My second guess was Walt Whitman. I checked online and also pulled out my copy of Leaves of Grass, and indeed it is he. “Song of the Open Road” is the poem. The words are captivating and memorable. I find it interesting that Whitman, who preceded Kerouac by almost 100 years, holds up — more than holds up — he has a gravitational pull. What also delights me is that my millennials – my 15-17 year olds — who watch television and movies and shows in entirely different nontraditional ways know this commercial, love it and love the words and want to know more about Whitman. Isn’t it marvelous that he is being discovered by a new generation? I think it is. I also like the fact that a car commercial is the delivery system for a poet’s discovery. Why not?
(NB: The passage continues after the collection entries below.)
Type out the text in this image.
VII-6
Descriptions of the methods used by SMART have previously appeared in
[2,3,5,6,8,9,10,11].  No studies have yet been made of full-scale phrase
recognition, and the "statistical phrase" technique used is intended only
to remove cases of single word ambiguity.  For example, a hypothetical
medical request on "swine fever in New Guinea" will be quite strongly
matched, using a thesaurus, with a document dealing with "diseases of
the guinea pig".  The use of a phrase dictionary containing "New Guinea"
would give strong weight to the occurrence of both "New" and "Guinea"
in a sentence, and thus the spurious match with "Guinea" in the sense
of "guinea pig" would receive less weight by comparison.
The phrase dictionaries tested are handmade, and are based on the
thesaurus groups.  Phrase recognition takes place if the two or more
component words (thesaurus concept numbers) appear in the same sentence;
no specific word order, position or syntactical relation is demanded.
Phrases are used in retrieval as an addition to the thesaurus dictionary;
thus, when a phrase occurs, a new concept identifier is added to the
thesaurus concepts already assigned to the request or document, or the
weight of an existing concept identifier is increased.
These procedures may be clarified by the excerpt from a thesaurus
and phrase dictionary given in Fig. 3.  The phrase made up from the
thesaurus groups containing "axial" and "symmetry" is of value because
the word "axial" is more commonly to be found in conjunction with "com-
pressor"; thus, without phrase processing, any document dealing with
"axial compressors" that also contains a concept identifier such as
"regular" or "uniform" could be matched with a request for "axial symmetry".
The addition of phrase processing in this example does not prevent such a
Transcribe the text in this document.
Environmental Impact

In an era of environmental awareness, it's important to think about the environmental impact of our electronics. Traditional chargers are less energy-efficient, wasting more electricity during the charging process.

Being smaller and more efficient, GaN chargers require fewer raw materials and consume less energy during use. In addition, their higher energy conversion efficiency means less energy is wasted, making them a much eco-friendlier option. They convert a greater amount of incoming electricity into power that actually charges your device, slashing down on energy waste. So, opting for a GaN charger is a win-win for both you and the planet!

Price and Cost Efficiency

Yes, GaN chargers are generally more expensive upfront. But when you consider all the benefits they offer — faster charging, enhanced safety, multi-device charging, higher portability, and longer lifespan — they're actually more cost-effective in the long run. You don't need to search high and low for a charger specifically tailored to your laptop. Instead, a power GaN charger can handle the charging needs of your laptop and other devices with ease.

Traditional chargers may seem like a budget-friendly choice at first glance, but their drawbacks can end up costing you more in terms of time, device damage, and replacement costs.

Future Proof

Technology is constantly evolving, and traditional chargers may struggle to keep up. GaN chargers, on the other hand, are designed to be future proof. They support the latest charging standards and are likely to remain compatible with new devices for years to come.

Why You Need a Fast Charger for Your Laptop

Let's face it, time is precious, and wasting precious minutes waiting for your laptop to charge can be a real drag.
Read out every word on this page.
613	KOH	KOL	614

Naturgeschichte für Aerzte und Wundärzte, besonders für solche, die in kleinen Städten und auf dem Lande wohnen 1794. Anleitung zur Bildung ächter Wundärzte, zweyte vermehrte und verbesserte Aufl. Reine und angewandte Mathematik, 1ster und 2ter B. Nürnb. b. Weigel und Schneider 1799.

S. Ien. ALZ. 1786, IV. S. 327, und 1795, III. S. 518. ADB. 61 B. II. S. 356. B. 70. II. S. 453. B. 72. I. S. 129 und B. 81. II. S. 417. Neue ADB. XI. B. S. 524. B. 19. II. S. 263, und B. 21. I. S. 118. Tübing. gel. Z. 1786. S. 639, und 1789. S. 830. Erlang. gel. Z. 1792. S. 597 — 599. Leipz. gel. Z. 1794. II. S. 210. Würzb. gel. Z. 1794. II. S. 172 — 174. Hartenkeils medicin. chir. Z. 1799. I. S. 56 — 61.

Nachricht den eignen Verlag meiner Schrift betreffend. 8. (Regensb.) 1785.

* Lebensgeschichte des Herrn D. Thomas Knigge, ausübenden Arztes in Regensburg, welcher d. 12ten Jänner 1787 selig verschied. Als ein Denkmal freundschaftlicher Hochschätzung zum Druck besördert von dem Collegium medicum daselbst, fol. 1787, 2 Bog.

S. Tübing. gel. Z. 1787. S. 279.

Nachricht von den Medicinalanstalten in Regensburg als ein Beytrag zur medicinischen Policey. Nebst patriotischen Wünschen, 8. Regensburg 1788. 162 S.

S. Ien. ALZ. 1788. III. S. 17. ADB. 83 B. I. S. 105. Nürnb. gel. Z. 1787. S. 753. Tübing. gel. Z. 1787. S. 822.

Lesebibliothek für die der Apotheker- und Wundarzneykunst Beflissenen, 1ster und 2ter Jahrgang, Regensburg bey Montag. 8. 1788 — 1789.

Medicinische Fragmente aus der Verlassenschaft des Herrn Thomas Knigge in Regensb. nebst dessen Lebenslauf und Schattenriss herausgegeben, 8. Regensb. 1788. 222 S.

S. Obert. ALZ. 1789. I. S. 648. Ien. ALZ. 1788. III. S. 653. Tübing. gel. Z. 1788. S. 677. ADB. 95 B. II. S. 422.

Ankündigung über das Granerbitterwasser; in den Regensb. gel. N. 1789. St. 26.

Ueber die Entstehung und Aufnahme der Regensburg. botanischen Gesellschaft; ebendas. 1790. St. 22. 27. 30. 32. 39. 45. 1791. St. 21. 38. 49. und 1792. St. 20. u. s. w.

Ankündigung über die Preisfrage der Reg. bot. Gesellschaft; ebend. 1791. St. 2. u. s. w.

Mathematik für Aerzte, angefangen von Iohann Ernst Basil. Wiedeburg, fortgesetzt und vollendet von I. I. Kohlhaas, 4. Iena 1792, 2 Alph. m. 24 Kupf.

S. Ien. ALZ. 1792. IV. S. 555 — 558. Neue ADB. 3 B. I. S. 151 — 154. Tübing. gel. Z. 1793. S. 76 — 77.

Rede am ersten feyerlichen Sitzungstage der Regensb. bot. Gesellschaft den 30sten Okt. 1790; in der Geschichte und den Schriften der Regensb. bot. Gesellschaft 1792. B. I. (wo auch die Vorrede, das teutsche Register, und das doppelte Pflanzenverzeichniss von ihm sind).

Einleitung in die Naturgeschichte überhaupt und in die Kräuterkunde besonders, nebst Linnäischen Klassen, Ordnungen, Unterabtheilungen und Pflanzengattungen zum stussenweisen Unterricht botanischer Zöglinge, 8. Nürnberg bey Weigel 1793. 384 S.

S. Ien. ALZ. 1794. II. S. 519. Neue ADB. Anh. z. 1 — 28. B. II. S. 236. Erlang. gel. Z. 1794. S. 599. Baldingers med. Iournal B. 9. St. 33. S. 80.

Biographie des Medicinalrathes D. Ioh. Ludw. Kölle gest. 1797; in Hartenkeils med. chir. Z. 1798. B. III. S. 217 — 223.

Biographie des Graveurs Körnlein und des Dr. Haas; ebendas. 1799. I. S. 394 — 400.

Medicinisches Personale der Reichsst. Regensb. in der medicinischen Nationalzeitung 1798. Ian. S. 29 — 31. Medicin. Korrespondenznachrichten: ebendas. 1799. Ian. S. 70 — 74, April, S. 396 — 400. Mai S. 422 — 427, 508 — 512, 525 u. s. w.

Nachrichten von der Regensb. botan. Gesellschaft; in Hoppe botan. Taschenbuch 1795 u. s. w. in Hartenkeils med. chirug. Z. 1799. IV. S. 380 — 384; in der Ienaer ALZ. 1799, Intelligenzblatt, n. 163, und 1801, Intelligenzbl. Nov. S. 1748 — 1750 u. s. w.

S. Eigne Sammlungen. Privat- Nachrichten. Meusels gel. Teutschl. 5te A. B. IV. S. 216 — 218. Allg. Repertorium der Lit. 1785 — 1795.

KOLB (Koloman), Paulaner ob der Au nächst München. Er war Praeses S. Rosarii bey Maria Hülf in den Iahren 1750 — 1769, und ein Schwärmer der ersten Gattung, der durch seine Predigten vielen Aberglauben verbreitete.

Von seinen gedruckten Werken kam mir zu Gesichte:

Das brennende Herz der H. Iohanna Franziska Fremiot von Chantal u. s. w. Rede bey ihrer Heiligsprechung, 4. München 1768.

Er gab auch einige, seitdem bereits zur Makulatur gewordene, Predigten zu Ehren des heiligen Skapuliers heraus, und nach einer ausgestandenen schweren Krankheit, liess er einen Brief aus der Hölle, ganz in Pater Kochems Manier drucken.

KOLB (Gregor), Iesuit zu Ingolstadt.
To be sure, Whitman has never been lost, he’s been popular and in print consistently – but what I hope is this new embrace is an indication of the temper of the time, or a rejection of it. I mean the free verse, the appreciation of self, the inclusivity, the reaching for transcendence is attractive to millennials — it dovetails with their sensibility. For the non-millennials he is a balm for the over-concentration on what is harsh and angry — fearful. Whitman completely turns us around, away from “ugly”, away from the status quo, and tells us to look over there — to what is beautiful, eternal, luminous.
NB, As I write this I remember that Whitman also makes a significant appearance in the extraordinary TV series, Breaking Bad. It is Whitman’s “When I Heard the Learn’d Astronomer” that draws in Walter White, and it also leads to his and his family’s unraveling.